Keep Calm & Carry On

Market Briefings

In 1624, John Donne wrote “No man is an Island, entire of itself; every man is a piece of the Continent”.  Almost 400 years later, however, a narrow majority of the UK electorate did not appear to share his sentiments. In a very close vote with turnout of 72.2%, 51.9% of British voters elected to leave the European Union (EU), while 48.1% voted to remain.  UK shares fell heavily following the result of the much-publicised referendum, dropping by almost 9% on Friday.

Having surged above $1.50 amid expectations of a victory for the “Remain” campaign, sterling subsequently fell as low as $1.32 against the US dollar as the “Brexit” vote pulled ahead.  As the results unfolded, and the prospect of Brexit began to appear more probable, Asian equity markets fell sharply.  Meanwhile, gold surged and the yen – widely viewed as a “safe-haven” currency – strengthened; gilt prices rose and yields plummeted.

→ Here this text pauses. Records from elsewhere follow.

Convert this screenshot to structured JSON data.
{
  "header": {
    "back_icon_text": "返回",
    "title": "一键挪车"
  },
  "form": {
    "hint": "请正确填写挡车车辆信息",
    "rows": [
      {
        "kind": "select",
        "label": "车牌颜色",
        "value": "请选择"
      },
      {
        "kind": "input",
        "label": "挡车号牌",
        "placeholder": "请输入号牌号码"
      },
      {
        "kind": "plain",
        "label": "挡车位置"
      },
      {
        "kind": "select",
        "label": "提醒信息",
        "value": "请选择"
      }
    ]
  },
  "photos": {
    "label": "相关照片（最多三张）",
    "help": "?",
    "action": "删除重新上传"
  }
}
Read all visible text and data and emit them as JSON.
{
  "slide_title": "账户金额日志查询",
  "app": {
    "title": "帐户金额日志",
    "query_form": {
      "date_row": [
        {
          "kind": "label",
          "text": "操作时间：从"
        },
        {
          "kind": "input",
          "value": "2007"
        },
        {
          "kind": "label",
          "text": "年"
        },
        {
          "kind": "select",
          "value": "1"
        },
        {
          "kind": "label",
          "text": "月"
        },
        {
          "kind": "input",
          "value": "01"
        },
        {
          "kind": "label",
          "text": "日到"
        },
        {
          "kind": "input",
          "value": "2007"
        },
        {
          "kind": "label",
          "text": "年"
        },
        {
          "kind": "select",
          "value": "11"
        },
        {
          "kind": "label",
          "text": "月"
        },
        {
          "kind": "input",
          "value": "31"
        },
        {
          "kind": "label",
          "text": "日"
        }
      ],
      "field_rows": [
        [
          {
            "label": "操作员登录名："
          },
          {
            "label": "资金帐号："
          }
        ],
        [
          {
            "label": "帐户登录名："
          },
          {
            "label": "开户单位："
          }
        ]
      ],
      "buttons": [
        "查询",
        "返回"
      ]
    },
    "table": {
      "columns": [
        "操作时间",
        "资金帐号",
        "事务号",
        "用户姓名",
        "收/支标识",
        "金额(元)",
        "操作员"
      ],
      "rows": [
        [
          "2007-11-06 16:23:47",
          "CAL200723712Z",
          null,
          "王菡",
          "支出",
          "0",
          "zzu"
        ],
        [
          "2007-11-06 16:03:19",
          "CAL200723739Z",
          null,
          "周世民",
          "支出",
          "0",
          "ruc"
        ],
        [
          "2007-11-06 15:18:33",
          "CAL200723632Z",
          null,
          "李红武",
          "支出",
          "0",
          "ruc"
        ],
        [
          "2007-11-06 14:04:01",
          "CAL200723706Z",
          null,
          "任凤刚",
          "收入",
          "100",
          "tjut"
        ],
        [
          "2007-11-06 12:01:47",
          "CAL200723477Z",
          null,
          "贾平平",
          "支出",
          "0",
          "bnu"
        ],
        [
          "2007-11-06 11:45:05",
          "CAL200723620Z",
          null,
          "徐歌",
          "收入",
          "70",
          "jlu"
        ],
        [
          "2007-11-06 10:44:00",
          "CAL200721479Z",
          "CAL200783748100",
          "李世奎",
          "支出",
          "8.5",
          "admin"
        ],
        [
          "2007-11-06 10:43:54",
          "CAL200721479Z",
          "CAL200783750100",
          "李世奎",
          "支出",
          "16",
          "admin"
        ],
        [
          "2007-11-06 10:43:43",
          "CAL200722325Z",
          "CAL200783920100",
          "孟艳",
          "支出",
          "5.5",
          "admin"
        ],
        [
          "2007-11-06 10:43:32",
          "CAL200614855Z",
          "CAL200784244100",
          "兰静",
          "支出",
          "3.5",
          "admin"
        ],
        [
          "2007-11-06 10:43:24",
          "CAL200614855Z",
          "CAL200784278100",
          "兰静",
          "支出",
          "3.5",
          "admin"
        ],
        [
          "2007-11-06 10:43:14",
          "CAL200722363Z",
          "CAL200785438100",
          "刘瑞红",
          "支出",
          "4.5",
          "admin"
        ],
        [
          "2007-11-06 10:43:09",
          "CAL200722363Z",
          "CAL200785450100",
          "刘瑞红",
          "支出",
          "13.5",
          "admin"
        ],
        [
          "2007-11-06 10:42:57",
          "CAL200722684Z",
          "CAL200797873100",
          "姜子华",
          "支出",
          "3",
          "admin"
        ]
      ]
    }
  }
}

Financial markets have remained volatile today despite the Chancellor George Osborne’s attempt to calm them before they opened.  In his statement he said the UK was ready to face the future “from a position of strength”.  Bank, airline and property shares have tumbled though,  and sterling has continued to fall with the pound down 3.2% to $1.32260, having earlier hit a fresh 31-year low of $1.3151, sinking below the level it had fallen to on Friday when it recorded its biggest one-day fall ever against the dollar. Against the euro, it was down 2.6% at €1.19990.

some market and economic volatility should be expected

On Friday following the referendum result, Governor of the Bank of England (BoE) Mark Carney stressed the resilience of the UK’s financial system and maintained that there would be “no initial change” in the way that Britons travel or trade, although he warned that some market and economic volatility should be expected.  The Confederation of British Industry (CBI) called on the Government and BoE to shore up confidence and economic stability, but observed that “rushed decisions” would not be appropriate.  The British Chambers of Commerce (BCC) also urged the Government and BoE to take “swift, decisive, and coordinated action” to stabilise markets if necessary.

“Markets move up, markets move down. We don’t yet know where they will find their level and the whole aspect of volatility is that there is a trial and error process going on before markets discover what the right level of stock markets and exchange rates actually are,”  the former Bank of England governor Lord King said today.  He steered the Bank through the 2008 financial crisis and said there was no reason for people to be particularly worried, “what we need is a bit of calm now, there’s no reason for any of us to panic.”

“what we need is a bit of calm now, there’s no reason for any of us to panic.”

Looking ahead, as the UK starts the convoluted process of detaching itself from Europe, sentiment is likely to be adversely affected by concerns over the future.  The BCC warned that “confidence, investment, hiring and growth” are all likely to be undermined by a protracted period of uncertainty.  Meanwhile, political instability has been exacerbated by the news that Prime Minister David Cameron will step down by October, and the process of selecting a new Conservative Party leader (and therefore Prime Minister) must begin.  Adding to the markets lack of confidence is the news of a possible vote of no confidence in Jeremy Corbyn as leader of the Labour party, as most of his shadow cabinet resigned.  Furthermore, following Scotland’s “remain” vote, the referendum’s result has reignited debate over the question of Scotland’s independence, and the possible break up of the UK.

Elsewhere, the result is expected to throw an unwelcome spotlight on existing divisions within the rest of the EU.  And, of course, there will be questions over how soon the UK will invoke Article 50, which sets out the – as yet unprecedented – procedure for the withdrawal of a member state from the EU.  The Conservative Party (including the Brexiteers themselves) wish to wait until October when they will have selected a new Prime Minister, with just informal talks beforehand.  However the EU  leaders want the process officially started as soon as possible to stem the uncertainty and market volatility, with the German Chancellor, Angela Merkel, saying there can be no talks on Brexit before the UK formally begins the process of leaving the EU.

There is little doubt therefore that not just the UK, but Europe and the rest of the world also face an extended period of uncertainty and market volatility.  It is to be hoped that in the longer term there will be more opportunities than difficulties in leaving the EU, but as the full ramifications are realised, the effects are likely to be felt by us all.  The best advice is probably that issued by the government during the Second World War (when ironically we were fighting to retake Europe) as we ride out the initial storm  – “Keep Calm & Carry On”.